We have just recently started to adopt Elastic Defend and really impressed by it. One thing I found inconvenient is that the output alerts don't mention the fleet policy or datastream namespace. We have our fleet segmented over a number of policies and would also want to keep this segmentation in the rules. Any quick solutions to fix this?
I believe you are correct about the Elastic Defend alerts not containing the associated policy name in the alert. However, as far as I know the namespace is present in the alerts. Would this work for your purposes?
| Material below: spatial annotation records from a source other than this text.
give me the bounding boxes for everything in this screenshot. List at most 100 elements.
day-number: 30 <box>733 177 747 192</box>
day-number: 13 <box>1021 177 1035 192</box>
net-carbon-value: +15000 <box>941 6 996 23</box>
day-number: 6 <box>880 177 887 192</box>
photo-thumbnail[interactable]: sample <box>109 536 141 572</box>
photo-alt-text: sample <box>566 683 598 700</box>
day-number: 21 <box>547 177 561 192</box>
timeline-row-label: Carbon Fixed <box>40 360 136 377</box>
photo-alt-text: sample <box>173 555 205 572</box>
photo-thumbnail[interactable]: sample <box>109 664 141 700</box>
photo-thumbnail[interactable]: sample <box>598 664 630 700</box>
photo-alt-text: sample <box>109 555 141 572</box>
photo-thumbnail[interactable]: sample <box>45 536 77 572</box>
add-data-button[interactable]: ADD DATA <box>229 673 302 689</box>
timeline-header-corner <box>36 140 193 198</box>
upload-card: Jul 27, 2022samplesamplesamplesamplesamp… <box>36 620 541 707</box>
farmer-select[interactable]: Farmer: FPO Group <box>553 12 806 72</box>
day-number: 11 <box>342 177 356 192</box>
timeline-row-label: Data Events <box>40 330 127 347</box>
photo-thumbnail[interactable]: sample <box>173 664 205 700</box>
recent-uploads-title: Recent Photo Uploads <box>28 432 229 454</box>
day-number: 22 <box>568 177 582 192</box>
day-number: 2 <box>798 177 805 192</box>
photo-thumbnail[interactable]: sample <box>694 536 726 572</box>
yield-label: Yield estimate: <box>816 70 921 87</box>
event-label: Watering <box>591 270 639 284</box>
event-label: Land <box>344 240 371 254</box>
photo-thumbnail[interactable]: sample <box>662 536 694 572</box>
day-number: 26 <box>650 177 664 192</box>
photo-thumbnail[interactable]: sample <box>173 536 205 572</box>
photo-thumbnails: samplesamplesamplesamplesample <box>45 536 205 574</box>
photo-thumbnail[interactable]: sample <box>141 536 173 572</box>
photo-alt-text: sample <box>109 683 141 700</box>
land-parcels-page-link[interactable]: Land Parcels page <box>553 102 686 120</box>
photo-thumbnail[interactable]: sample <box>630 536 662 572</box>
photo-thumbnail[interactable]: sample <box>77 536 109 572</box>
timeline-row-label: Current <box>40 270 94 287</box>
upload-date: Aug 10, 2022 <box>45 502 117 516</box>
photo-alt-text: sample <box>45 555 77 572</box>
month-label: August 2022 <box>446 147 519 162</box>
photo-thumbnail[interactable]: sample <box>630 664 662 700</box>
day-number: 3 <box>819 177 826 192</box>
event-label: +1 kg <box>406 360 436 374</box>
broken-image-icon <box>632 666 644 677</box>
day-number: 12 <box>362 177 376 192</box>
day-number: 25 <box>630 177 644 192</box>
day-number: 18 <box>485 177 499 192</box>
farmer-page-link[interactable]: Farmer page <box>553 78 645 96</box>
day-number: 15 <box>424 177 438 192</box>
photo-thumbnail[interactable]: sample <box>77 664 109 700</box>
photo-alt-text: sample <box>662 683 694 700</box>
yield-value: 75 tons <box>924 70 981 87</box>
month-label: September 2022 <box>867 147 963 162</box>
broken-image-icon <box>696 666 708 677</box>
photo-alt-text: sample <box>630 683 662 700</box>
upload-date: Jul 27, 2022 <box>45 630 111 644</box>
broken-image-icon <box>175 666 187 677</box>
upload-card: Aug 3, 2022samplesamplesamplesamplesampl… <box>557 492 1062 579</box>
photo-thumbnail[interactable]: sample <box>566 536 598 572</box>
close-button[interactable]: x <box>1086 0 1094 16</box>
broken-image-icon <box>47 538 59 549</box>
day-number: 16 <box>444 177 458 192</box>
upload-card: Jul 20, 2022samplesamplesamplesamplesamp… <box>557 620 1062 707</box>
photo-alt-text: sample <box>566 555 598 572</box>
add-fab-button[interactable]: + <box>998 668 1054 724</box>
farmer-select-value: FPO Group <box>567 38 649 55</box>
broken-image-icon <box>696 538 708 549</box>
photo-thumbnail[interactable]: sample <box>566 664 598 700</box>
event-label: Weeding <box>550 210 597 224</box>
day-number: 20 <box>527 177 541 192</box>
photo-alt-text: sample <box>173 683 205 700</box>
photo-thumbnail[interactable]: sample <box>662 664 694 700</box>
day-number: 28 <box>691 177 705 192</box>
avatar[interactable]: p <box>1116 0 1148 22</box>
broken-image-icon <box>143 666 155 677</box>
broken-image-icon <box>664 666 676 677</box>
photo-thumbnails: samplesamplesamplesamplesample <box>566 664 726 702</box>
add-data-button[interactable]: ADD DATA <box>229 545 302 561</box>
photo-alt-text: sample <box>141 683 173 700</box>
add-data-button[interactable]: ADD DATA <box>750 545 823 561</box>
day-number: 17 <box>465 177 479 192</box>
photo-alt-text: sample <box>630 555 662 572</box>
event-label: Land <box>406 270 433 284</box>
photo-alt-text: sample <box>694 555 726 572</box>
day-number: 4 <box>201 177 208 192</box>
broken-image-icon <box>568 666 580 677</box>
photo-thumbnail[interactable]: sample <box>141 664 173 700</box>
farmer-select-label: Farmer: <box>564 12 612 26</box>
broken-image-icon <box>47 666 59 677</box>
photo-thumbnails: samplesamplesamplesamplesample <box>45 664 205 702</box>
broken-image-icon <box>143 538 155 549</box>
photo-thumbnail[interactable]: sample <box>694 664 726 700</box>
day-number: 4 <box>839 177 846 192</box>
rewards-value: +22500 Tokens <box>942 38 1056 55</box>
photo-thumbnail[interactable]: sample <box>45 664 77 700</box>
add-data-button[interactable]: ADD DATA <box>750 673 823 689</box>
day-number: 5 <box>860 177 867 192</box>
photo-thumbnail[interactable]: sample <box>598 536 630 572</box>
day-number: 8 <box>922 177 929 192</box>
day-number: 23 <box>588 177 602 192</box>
Example from a defend alert:
data_stream": {
"namespace": "default",
"type": "logs",
"dataset": "endpoint.alerts"
}
@catn0b0t it sounds like you may be describing this behavior, which we are planning to address in a future release. If so, please that issue and/or share your use case there!
FYI there are currently workarounds involving runtime fields, which are mentioned there as well.
Assuming you're talking about Defend/Endpoint alerts (those originally generated on the host running Agent and visible under the Elastic Security Detection Engine rule) it looks like 8.18 will have the policy info you're looking for if you're running an 8.18.0+ Agent.
That work I linked to will only affect Defend alerts not alerts originally generated by Detection Engine rules because policy details aren't being added to most Defend event documents.
Oh so it is coming if I understand correctly? Cool!
Yes, I figured that there will probably be a way to fix this in the pipeline by looking up the parent document from which the alert generated.
By thinking about the question I posted here I also figured that my question isn't as straight forward as it might seem at first glance. For example, consider the rules that alert for lateral movement: it might perfectly make sense that the originating events stem from several different policies in different namespaces, that is the nature of a lateral movement attack. But in that case it is not clear what the policy/namespace on the alert should actually be.
Defend alerts containing some policy information is coming.
From your last post though it seems like you're also interested in Detection Engine (SIEM) rules (great!). Only alerts that are generated by Elastic Defend integration using its Malware, Ransomware, Memory Threat, or Malicious Behavior protections will contain the policy information. Those alerts are generated on the host running Elastic Agent by the Elastic Endpoint binary.
Other Detection alerts are generated in Kibana based on source data (for instance, Defend process events or audibeat events). Adding policy information to all of those raw events would have a much larger effect on overall data volume.
Does that make sense? It seems like you had an idea how to use pipelines?